Columna Razones, en Excéslior, 8 de octubre de 2012
La muerte de José Eduardo Moreira es triste y dolorosa desde cualquier punto de vista. Nadie debería pasar por una situación similar: los hijos no deberían morir antes que los padres. Y mucho menos asesinados a sangre fría en un oscuro camino abandonado. No sabemos por qué, pero resulta evidente que José Eduardo fue asesinado en una suerte de venganza, en un ajuste de cuentas en el cual la víctima no tenía responsabilidad alguna que pagar.
Desde
días atrás, grupos criminales amenazaban con atacar a integrantes de la familia
Moreira. Lo hacían con mantas distribuidas en toda la zona de
Ciudad Acuña, una ciudad donde asienta sus reales Miguel Ángel Treviño, El
Z-40, uno de los jefes de Los Zetas enfrentado a muerte con el cártel del
Pacífico pero cada vez más, también, con sus ex compañeros encabezados por
Heriberto Lazcano, El Lazca, y que tenían en el estado de Coahuila una pieza
clave, un enemigo feroz de Treviño, que acaba de ser detenido, apodado El
talibán, Iván Velázquez Caballero.
La guerra entre Los Zetas,
entre el grupo de Treviño y el cártel del Pacífico y con las autoridades es
brutal y ha convertido a Coahuila en uno de los dos o tres territorios más
violentos e inseguros en todo el país.
Pero también en los cuales
las venganzas son más crueles. Según los informes oficiales, Treviño es de los
narcotraficantes no sólo más violento, sino también más despiadado. Lo es con
sus ex aliados, con quienes considera traidores, con sus enemigos y como una
forma de intimidación. Pero la ruptura ha redoblado esa violencia sobre todo
después de que fue desmantelada buena parte de su red de lavado de dinero y
operación en Estados Unidos, red que encabezaba su hermano José. Días atrás
había muerto en un enfrentamiento con fuerzas de seguridad uno de sus sobrinos.
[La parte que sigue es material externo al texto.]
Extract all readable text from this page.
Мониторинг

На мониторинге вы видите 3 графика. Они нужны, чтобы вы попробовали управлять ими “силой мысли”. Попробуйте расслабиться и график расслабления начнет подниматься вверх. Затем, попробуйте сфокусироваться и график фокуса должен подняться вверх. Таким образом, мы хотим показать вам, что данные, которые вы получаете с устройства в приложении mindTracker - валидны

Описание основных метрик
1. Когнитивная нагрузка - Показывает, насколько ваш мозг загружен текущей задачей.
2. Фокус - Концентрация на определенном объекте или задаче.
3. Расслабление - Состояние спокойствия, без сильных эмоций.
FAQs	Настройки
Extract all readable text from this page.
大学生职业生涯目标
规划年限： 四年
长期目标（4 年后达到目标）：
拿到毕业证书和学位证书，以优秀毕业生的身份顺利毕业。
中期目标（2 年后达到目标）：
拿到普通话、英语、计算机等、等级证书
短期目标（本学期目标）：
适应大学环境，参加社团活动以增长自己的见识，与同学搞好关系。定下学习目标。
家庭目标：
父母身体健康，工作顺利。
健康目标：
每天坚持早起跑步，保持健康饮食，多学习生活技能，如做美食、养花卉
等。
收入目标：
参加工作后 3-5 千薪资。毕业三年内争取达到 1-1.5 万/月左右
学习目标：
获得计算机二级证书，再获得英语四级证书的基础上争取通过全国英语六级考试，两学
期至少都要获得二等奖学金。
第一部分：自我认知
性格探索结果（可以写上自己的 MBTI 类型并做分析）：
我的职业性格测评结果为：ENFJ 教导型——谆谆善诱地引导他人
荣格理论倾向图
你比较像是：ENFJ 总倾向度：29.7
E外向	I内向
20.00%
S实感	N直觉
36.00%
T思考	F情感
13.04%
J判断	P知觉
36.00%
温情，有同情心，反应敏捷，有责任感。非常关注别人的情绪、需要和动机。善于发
El grupo de Treviño, como ha ocurrido con todos los derivados del cártel del
Golfo, tiene una estructura vertical y que depende en un alto grado de las
relaciones familiares. Las venganzas contra otras familias no deben ser ajenas
a su lógica de respuesta. Y algo de eso sucedió con la muerte de José Eduardo.
El tema se hace más complejo
porque se enmarca en una fuerte disputa política y familiar. Ni José Eduardo ni ningún otro integrante
de la familia Moreira, de la rama de Humberto, tiene protección de parte de las
autoridades estatales que encabeza su hermano y sucesor, Rubén. La relación
personal y política entre los dos hermanos se ha deteriorado desde la campaña
de Rubén, y Humberto, como lo dijo, traspasado por el dolor horas después de la
muerte de su hijo, se siente traicionado, siente que han sido desleales con él
y extraoficialmente cree que lo hicieron único responsable de la llamada crisis
de la deuda pública del estado, que le costó la presidencia nacional del PRI y
la marginación política.
Además,
Rubén y Humberto quedaron, dentro del priismo, en corrientes enfrentadas. La
distancia es tanta que, hace algunas semanas, al bautizo del hijo más pequeño
de Humberto Moreira no fueron ni su hermano Rubén ni ningún integrante del
gabinete estatal.
Tampoco estuvo el actual
gobernador y tío de la víctima en las exequias de José Eduardo.
De allí deviene la virulencia
de los mensajes de la joven viuda de José Eduardo. Pueden ser justos o no sus
reclamos, posiblemente no lo son, pero, primero, nadie puede pedirle a una
joven de poco más de 20 años, a la que le acaban de destrozar la vida, al matar
a su esposo y al padre de su hijo, que se modere en sus expresiones y, segundo,
esas expresiones están alimentados por el dolor, pero también por la fractura
familiar. Y que, derivado de ésta, el joven y la familia de Humberto estaban en
una tierra particularmente violenta sin protección alguna.
De todas formas debe haber
claridad: las investigaciones están indicando que José Eduardo fue asesinado
por grupos del narcotráfico coludidos con las autoridades de Ciudad Acuña.
Hasta dónde llega esa complicidad
no lo sabemos, pero resulta indudable que es muy profunda. Las investigaciones
en curso deben dar una respuesta creíble y verosímil.
Cualquier otra opción nos
dejará en un terreno de especulaciones y desconfianzas mucho mayores.
Como ocurrió con Rodolfo
Torre, con el alcalde de La Piedad, Ricardo Guzmán y en muchos otros casos más.
La diferencia es que ahora la víctima no es un protagonista político, sino su
hijo. Con ello, el crimen adquiere otra dimensión.